Już w sobotę wielki finał Ligi Mistrzów – w Kijowie na Stadionie Olimpijskim Real Madryt zmierzy się z Liverpoolem. Kto sięgnie po najcenniejsze trofeum w europejskim futbolu? Głos w tej sprawie zabrali dziennikarze SPORT.TVP.PL – Maciej Łuczak oraz Marcin Sikora.
Maciej Łuczak
– Liverpool wygra finał Ligi Mistrzów, ponieważ dysponuje ogromną siłą w ataku. The Reds to nie tylko trio: Mohamed Salah – Sadio Mane – Roberto Firmino, ale również skuteczny jeżeli chodzi o asysty James Milner. W tej edycji Ligi Mistrzów The Reds strzelili aż 40 goli, co daje średnią 3,33 bramki na mecz. W dodatku nie przekonuje mnie to, co w obronie prezentuje Real. Zarówno w rewanżowym meczu z Juventusem, jak i Bayernem, rywale Królewskich stworzyli przynajmniej kilka świetnych okazji do zdobycia bramki. Obrońców trofeum ratowała nieskuteczność rywali lub świetnie interweniujący Keylor Navas. Na Liverpool będzie to jednak za mało.
Marcin Sikora
– Real w całym sezonie faktycznie, gra dosyć "wesoło" w defensywie. Ale mam przekonanie, poparte doświadczeniem ostatnich lat, że finał to zupełnie inna kategoria meczów. Tu nie będzie kotła Anfield, nie będzie w głowie wyniku pierwszego meczu i zapasu psychicznego. A jak Królewscy rozgrywali pierwsze mecze pucharowe i jakimi kończyły się wynikami nikomu przypominać nie trzeba.
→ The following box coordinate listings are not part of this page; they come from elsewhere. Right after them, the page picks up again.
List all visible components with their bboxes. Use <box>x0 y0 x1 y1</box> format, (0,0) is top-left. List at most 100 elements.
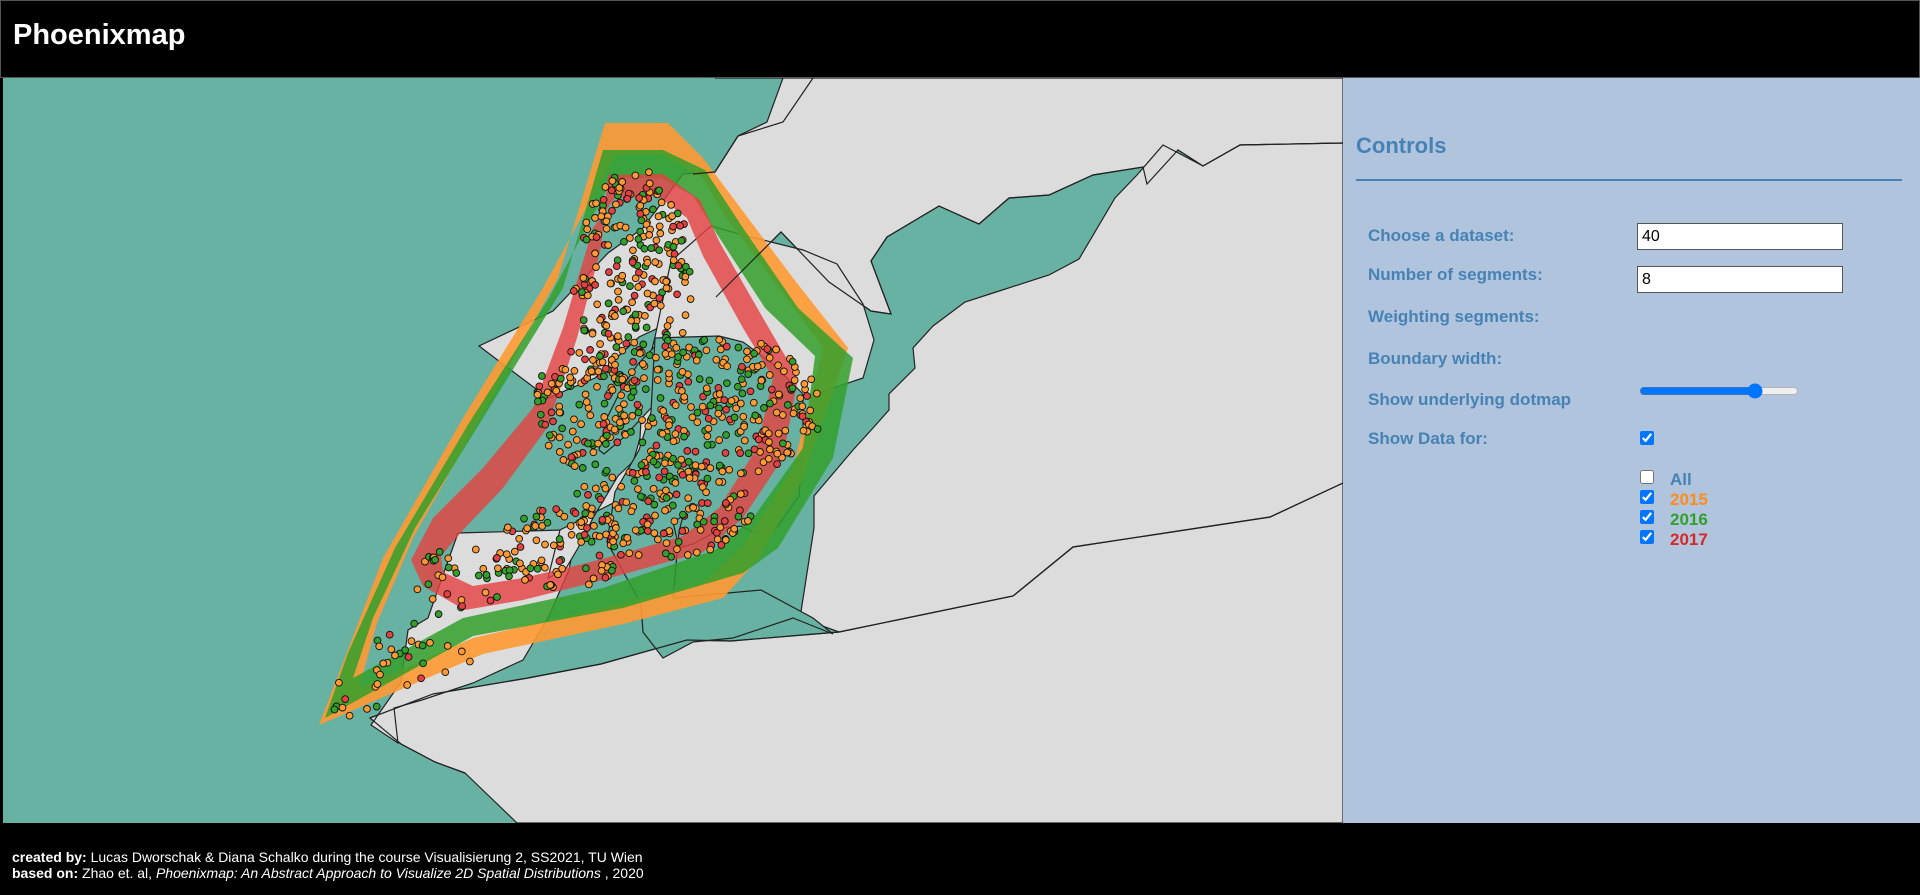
collision-dot <box>807 375 816 384</box>
map-canvas[interactable] <box>3 78 1343 823</box>
weighting-input[interactable] <box>1637 266 1843 293</box>
collision-dot <box>561 365 570 374</box>
collision-dot <box>545 431 554 440</box>
collision-dot <box>725 465 734 474</box>
collision-dot <box>438 573 447 582</box>
collision-dot <box>662 277 671 286</box>
collision-dot <box>458 602 466 610</box>
collision-dot <box>766 399 774 408</box>
collision-dot <box>610 425 619 434</box>
show-dotmap-checkbox[interactable] <box>1640 431 1654 445</box>
collision-dot <box>763 345 772 353</box>
collision-dot <box>387 645 396 654</box>
year-checkbox-2015[interactable] <box>1640 490 1654 504</box>
collision-dot <box>602 431 611 440</box>
collision-dot <box>618 178 627 186</box>
collision-dot <box>572 436 581 444</box>
collision-dot <box>659 407 668 415</box>
collision-dot <box>583 225 592 234</box>
collision-dot <box>621 223 630 232</box>
collision-dot <box>628 368 636 376</box>
collision-dot <box>620 400 628 408</box>
collision-dot <box>549 541 558 550</box>
collision-dot <box>471 545 480 554</box>
collision-dot <box>636 349 644 358</box>
collision-dot <box>428 595 437 603</box>
collision-dot <box>435 548 444 556</box>
collision-dot <box>555 433 564 442</box>
collision-dot <box>679 510 687 519</box>
collision-dot <box>766 445 774 454</box>
collision-dot <box>583 291 592 300</box>
collision-dot <box>772 345 780 354</box>
collision-dot <box>546 581 555 589</box>
collision-dot <box>536 410 545 419</box>
collision-dot <box>798 402 807 411</box>
collision-dot <box>645 231 654 239</box>
collision-dot <box>655 294 664 302</box>
collision-dot <box>751 411 760 420</box>
collision-dot <box>680 432 688 441</box>
collision-dot <box>638 438 647 447</box>
collision-dot <box>703 432 712 441</box>
collision-dot <box>419 659 427 668</box>
collision-dot <box>573 489 582 498</box>
collision-dot <box>595 532 604 541</box>
collision-dot <box>736 490 745 498</box>
collision-dot <box>655 186 663 195</box>
collision-dot <box>764 429 773 438</box>
collision-dot <box>803 392 811 400</box>
collision-dot <box>691 461 700 470</box>
boundary-width-slider[interactable] <box>1639 381 1799 401</box>
collision-dot <box>686 295 695 303</box>
collision-dot <box>704 424 713 433</box>
collision-dot <box>720 396 729 404</box>
collision-dot <box>640 374 648 382</box>
collision-dot <box>722 431 730 439</box>
collision-dot <box>434 610 443 618</box>
collision-dot <box>643 527 652 535</box>
collision-dot <box>715 436 724 444</box>
collision-dot <box>638 416 646 424</box>
collision-dot <box>584 439 592 448</box>
collision-dot <box>602 224 611 233</box>
collision-dot <box>662 486 670 495</box>
collision-dot <box>582 218 591 227</box>
collision-dot <box>649 205 657 214</box>
collision-dot <box>665 421 673 430</box>
collision-dot <box>661 549 670 558</box>
collision-dot <box>773 460 781 468</box>
collision-dot <box>668 501 677 510</box>
collision-dot <box>702 488 710 497</box>
collision-dot <box>685 474 694 482</box>
based-on-title: Phoenixmap: An Abstract Approach to Visu… <box>155 865 601 881</box>
collision-dot <box>591 281 599 289</box>
map-view[interactable] <box>3 78 1343 823</box>
collision-dot <box>757 339 765 348</box>
collision-dot <box>510 547 519 556</box>
collision-dot <box>600 372 608 381</box>
collision-dot <box>443 590 452 598</box>
collision-dot <box>602 466 611 475</box>
collision-dot <box>783 401 792 409</box>
collision-dot <box>592 263 600 271</box>
year-checkbox-2016[interactable] <box>1640 510 1654 524</box>
collision-dot <box>737 375 746 384</box>
collision-dot <box>662 539 671 547</box>
collision-dot <box>643 520 652 529</box>
collision-dot <box>538 506 547 515</box>
collision-dot <box>661 342 670 351</box>
segments-input[interactable] <box>1637 223 1843 250</box>
created-by-text: Lucas Dworschak & Diana Schalko during t… <box>86 849 643 865</box>
collision-dot <box>665 369 673 378</box>
collision-dot <box>630 338 639 347</box>
collision-dot <box>631 526 640 535</box>
collision-dot <box>552 505 561 513</box>
year-checkbox-all[interactable] <box>1640 470 1654 484</box>
year-checkbox-2017[interactable] <box>1640 530 1654 544</box>
controls-divider <box>1356 179 1902 181</box>
collision-dot <box>654 535 662 544</box>
collision-dot <box>740 436 749 445</box>
collision-dot <box>474 571 483 580</box>
credit-based-on: based on: Zhao et. al, Phoenixmap: An Ab… <box>12 865 644 881</box>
Przemilczę wspominanie o defensywie Realu, kiedy po drugiej stronie będzie "dowodził" Dejan Lovren... Zresztą ten mecz i tak rozegra się w drugiej linii. A tu nawet jak słabszy dzień będzie miał Kroos, Casemiro, czy Modrić... to wejdzie Isco, Kovacić czy Asensio. Chyba tylko Henderson mógłby zahaczyć się na ławkę rywali.
Maciej Łuczak
– Wyśmiewanie się z obrony Liverpoolu jest dość
popularne, ale nie do końca wytrzymuje starcie z faktami. Po pierwsze
to nie Lovren, a Virgil van Dijk będzie dowodził defensywą The Reds.
Sporo było narzekania, iż Holender to przepłacony transfer, ale on
dobrze wpasował się w tę drużynę. Po drugie w dwumeczu z Manchesterem
City Liverpool udowodnił, że jest w stanie wytrzymać napór ze strony
naprawdę silnej ofensywy. Przez 180 minut stracił zaledwie jednego gola w
starciu z klubem, który w Premier League złamał barierę stu zdobytych
bramek. A co do drugiej linii… Gdyby kierować się nazwiskami, to
Liverpool powinien odpaść już w ćwierćfinale, we wspomnianym wcześniej
dwumeczu z mistrzami Anglii. Siłą zespołów Kloppa nie są
indywidualności, lecz kolektyw. Tym zachwycała jego Borussia Dortmund i
podobnie jest teraz w drużynie The Reds. Na papierze oczywiście lepiej
wygląda pomoc Realu, ale gdyby to papier decydował o tym, kto zagra w
finale, to chyba zgodzisz się, że Królewscy mieliby w Kijowie innego
rywala.
Marcin Sikora
– Przypomnę, że Liverpool w drodze do finału wyrzucał
takie "potęgi" jak Porto czy Roma, co papier zdecydowanie przyjmie.
Wyeliminowanie Manchesteru City to żaden wyczyn, bo to drużyna z...
Premier League, która nie zna nawet zapachu finału Ligi Mistrzów. Real
ostatni raz odpadł z "Anglikami", kiedy jeszcze po boisku biegał Thierry
Henry czy Robert Pires. Zresztą już widzę trzęsące się nogi Cristiano
Ronaldo, gdy zobaczy na przeciw siebie Virgila van Dijka... A opowieści o
kolektywie, dobrej atmosferze, czy dobrych przeczuciach są dla kibiców.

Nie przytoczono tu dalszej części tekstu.